My favorite greasy chopstick joint

I love the sounds of the Feng Cheng restaurant, one of my favorite places to eat in Taipei. I try to sit by the kitchen door, so I can hear the stove, roaring as loud as a blast furnace smelting iron. There’s a crackle and sizzle as the cook tosses something – maybe shrimp – into a wok. Then the rhythmic din of clanging and scraping, the tinny tune of metal on metal, begins as the stir frying starts. It’s over in about three minutes, then there’s a pause, and it begins again and again and again.

Up front, the woman working at the counter shouts orders in clucky Cantonese to a guy working at the butcher station at the restaurant’s front window. He chops up chicken and duck with glazed brown skins on a circular wooden block. Fans mounted on the walls whir and hum as they cool the crowded restaurant with 12 or so tables. A group of college students, sitting in the back corner with their backpacks in their laps, are lost in a loud, animated debate.

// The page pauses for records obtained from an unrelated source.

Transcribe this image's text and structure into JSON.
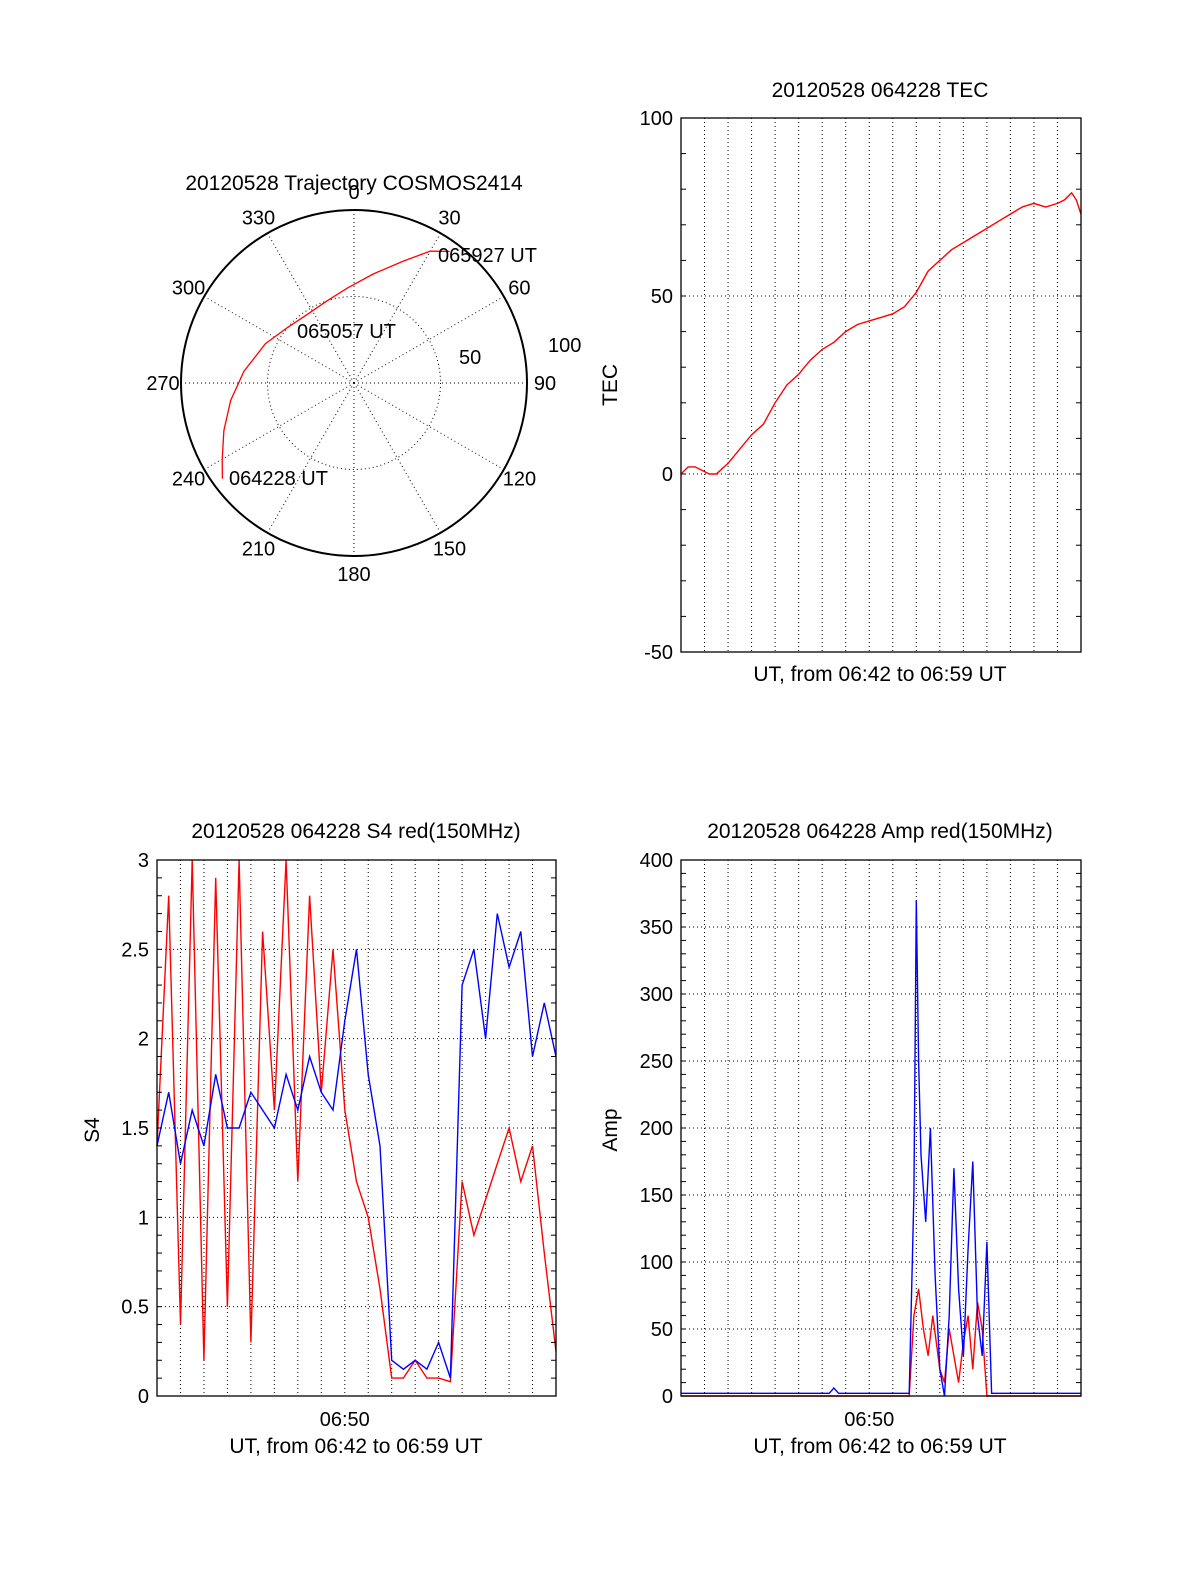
{
  "colors": {
    "red": "#ff0000",
    "blue": "#0000ff",
    "axis": "#000000"
  },
  "chart_data": [
    {
      "id": "trajectory",
      "type": "polar",
      "title": "20120528 Trajectory COSMOS2414",
      "azimuth_labels": [
        "0",
        "30",
        "60",
        "90",
        "120",
        "150",
        "180",
        "210",
        "240",
        "270",
        "300",
        "330"
      ],
      "radial_labels": [
        "50",
        "100"
      ],
      "rmax": 100,
      "track": {
        "color": "#ff0000",
        "points": [
          {
            "az": 234,
            "el_r": 94
          },
          {
            "az": 240,
            "el_r": 88
          },
          {
            "az": 250,
            "el_r": 80
          },
          {
            "az": 262,
            "el_r": 72
          },
          {
            "az": 276,
            "el_r": 64
          },
          {
            "az": 294,
            "el_r": 56
          },
          {
            "az": 310,
            "el_r": 50
          },
          {
            "az": 326,
            "el_r": 48
          },
          {
            "az": 342,
            "el_r": 50
          },
          {
            "az": 356,
            "el_r": 55
          },
          {
            "az": 10,
            "el_r": 64
          },
          {
            "az": 22,
            "el_r": 76
          },
          {
            "az": 30,
            "el_r": 88
          },
          {
            "az": 36,
            "el_r": 94
          }
        ]
      },
      "annotations": [
        "065927 UT",
        "065057 UT",
        "064228 UT"
      ]
    },
    {
      "id": "tec",
      "type": "line",
      "title": "20120528 064228 TEC",
      "xlabel": "UT, from 06:42 to 06:59 UT",
      "ylabel": "TEC",
      "ylim": [
        -50,
        100
      ],
      "yticks": [
        "-50",
        "0",
        "50",
        "100"
      ],
      "xlim": [
        0,
        17
      ],
      "series": [
        {
          "color": "#ff0000",
          "x": [
            0,
            0.3,
            0.6,
            0.9,
            1.2,
            1.5,
            2.0,
            2.5,
            3.0,
            3.5,
            4.0,
            4.5,
            5.0,
            5.5,
            6.0,
            6.5,
            7.0,
            7.5,
            8.0,
            8.5,
            9.0,
            9.5,
            10.0,
            10.5,
            11.0,
            11.5,
            12.0,
            12.5,
            13.0,
            13.5,
            14.0,
            14.5,
            15.0,
            15.5,
            16.0,
            16.3,
            16.6,
            16.8,
            17.0
          ],
          "y": [
            0,
            2,
            2,
            1,
            0,
            0,
            3,
            7,
            11,
            14,
            20,
            25,
            28,
            32,
            35,
            37,
            40,
            42,
            43,
            44,
            45,
            47,
            51,
            57,
            60,
            63,
            65,
            67,
            69,
            71,
            73,
            75,
            76,
            75,
            76,
            77,
            79,
            77,
            73
          ]
        }
      ]
    },
    {
      "id": "s4",
      "type": "line",
      "title": "20120528 064228 S4 red(150MHz)",
      "xlabel": "UT, from 06:42 to 06:59 UT",
      "ylabel": "S4",
      "ylim": [
        0,
        3
      ],
      "yticks": [
        "0",
        "0.5",
        "1",
        "1.5",
        "2",
        "2.5",
        "3"
      ],
      "xlim": [
        0,
        17
      ],
      "xticks": [
        {
          "x": 8,
          "label": "06:50"
        }
      ],
      "series": [
        {
          "color": "#ff0000",
          "x": [
            0,
            0.5,
            1,
            1.5,
            2,
            2.5,
            3,
            3.5,
            4,
            4.5,
            5,
            5.5,
            6,
            6.5,
            7,
            7.5,
            8,
            8.5,
            9,
            9.5,
            10,
            10.5,
            11,
            11.5,
            12,
            12.5,
            13,
            13.5,
            14,
            14.5,
            15,
            15.5,
            16,
            16.5,
            17
          ],
          "y": [
            1.4,
            2.8,
            0.4,
            3,
            0.2,
            2.9,
            0.5,
            3,
            0.3,
            2.6,
            1.6,
            3,
            1.2,
            2.8,
            1.7,
            2.5,
            1.6,
            1.2,
            1.0,
            0.6,
            0.1,
            0.1,
            0.2,
            0.1,
            0.1,
            0.08,
            1.2,
            0.9,
            1.1,
            1.3,
            1.5,
            1.2,
            1.4,
            0.8,
            0.25
          ]
        },
        {
          "color": "#0000ff",
          "x": [
            0,
            0.5,
            1,
            1.5,
            2,
            2.5,
            3,
            3.5,
            4,
            4.5,
            5,
            5.5,
            6,
            6.5,
            7,
            7.5,
            8,
            8.5,
            9,
            9.5,
            10,
            10.5,
            11,
            11.5,
            12,
            12.5,
            13,
            13.5,
            14,
            14.5,
            15,
            15.5,
            16,
            16.5,
            17
          ],
          "y": [
            1.4,
            1.7,
            1.3,
            1.6,
            1.4,
            1.8,
            1.5,
            1.5,
            1.7,
            1.6,
            1.5,
            1.8,
            1.6,
            1.9,
            1.7,
            1.6,
            2.1,
            2.5,
            1.8,
            1.4,
            0.2,
            0.15,
            0.2,
            0.15,
            0.3,
            0.1,
            2.3,
            2.5,
            2.0,
            2.7,
            2.4,
            2.6,
            1.9,
            2.2,
            1.9
          ]
        }
      ]
    },
    {
      "id": "amp",
      "type": "line",
      "title": "20120528 064228 Amp red(150MHz)",
      "xlabel": "UT, from 06:42 to 06:59 UT",
      "ylabel": "Amp",
      "ylim": [
        0,
        400
      ],
      "yticks": [
        "0",
        "50",
        "100",
        "150",
        "200",
        "250",
        "300",
        "350",
        "400"
      ],
      "xlim": [
        0,
        17
      ],
      "xticks": [
        {
          "x": 8,
          "label": "06:50"
        }
      ],
      "series": [
        {
          "color": "#ff0000",
          "x": [
            0,
            9.7,
            9.9,
            10.1,
            10.3,
            10.5,
            10.7,
            11.0,
            11.2,
            11.4,
            11.6,
            11.8,
            12.0,
            12.2,
            12.4,
            12.6,
            12.8,
            13.0,
            17
          ],
          "y": [
            0,
            0,
            60,
            80,
            50,
            30,
            60,
            20,
            10,
            50,
            30,
            10,
            40,
            60,
            20,
            70,
            50,
            0,
            0
          ]
        },
        {
          "color": "#0000ff",
          "x": [
            0,
            6.3,
            6.5,
            6.7,
            9.7,
            9.9,
            10.0,
            10.1,
            10.2,
            10.4,
            10.6,
            10.8,
            11.0,
            11.2,
            11.4,
            11.6,
            11.8,
            12.0,
            12.2,
            12.4,
            12.6,
            12.8,
            13.0,
            13.2,
            17
          ],
          "y": [
            2,
            2,
            6,
            2,
            2,
            150,
            370,
            250,
            180,
            130,
            200,
            90,
            20,
            0,
            60,
            170,
            80,
            30,
            110,
            175,
            60,
            30,
            115,
            2,
            2
          ]
        }
      ]
    }
  ]
}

Feng Cheng is a Cantonese-style greasy chopstick joint in an alley off Roosevelt Road in the Gongguan area near National Taiwan University. It literally hasn’t changed since I first started eating there 30 years ago. Every time I move away from Taiwan and return, I go back to the neighborhood thinking that the restaurant will probably be gone, replaced by a bubble-tea shop or claw-machine game place or some other trendy outlet. But to my delight and astonishment, it survives and thrives.

When I first arrived in Taipei, I used to find the restaurant extremely intimidating. That’s because the only menu was the one hanging on the wall, written vertically in red and black Chinese characters displayed in a series of long picture frames.

I usually avoided these types of eateries when not dining with Taiwanese friends because I had just started studying Mandarin and couldn’t read the menu. I would stick to buffets that allowed me to see what was on offer and simply point to the things I wanted. But buffets get old really fast, and after four months of them, I needed to try something else.

One day a classmate took me to Feng Cheng and changed my culinary life by teaching me four words: “Cha Shao Chao Mian” – barbecue pork with fried noodles. The sweet pieces of pork mixed with bok choy on a bed of crispy yellow egg noodles, smothered in a brown sauce, became my signature dish and saved me from the monotony of buffets.

I’m an adventurous eater and enjoy trying new restaurants and sampling trendy new cuisine. But as I try to keep up with the world’s constant change, it’s comforting to know there’s a place out there that’s stuck in time – a place that has found a winning formula, an unpretentious identity, and is sticking to it.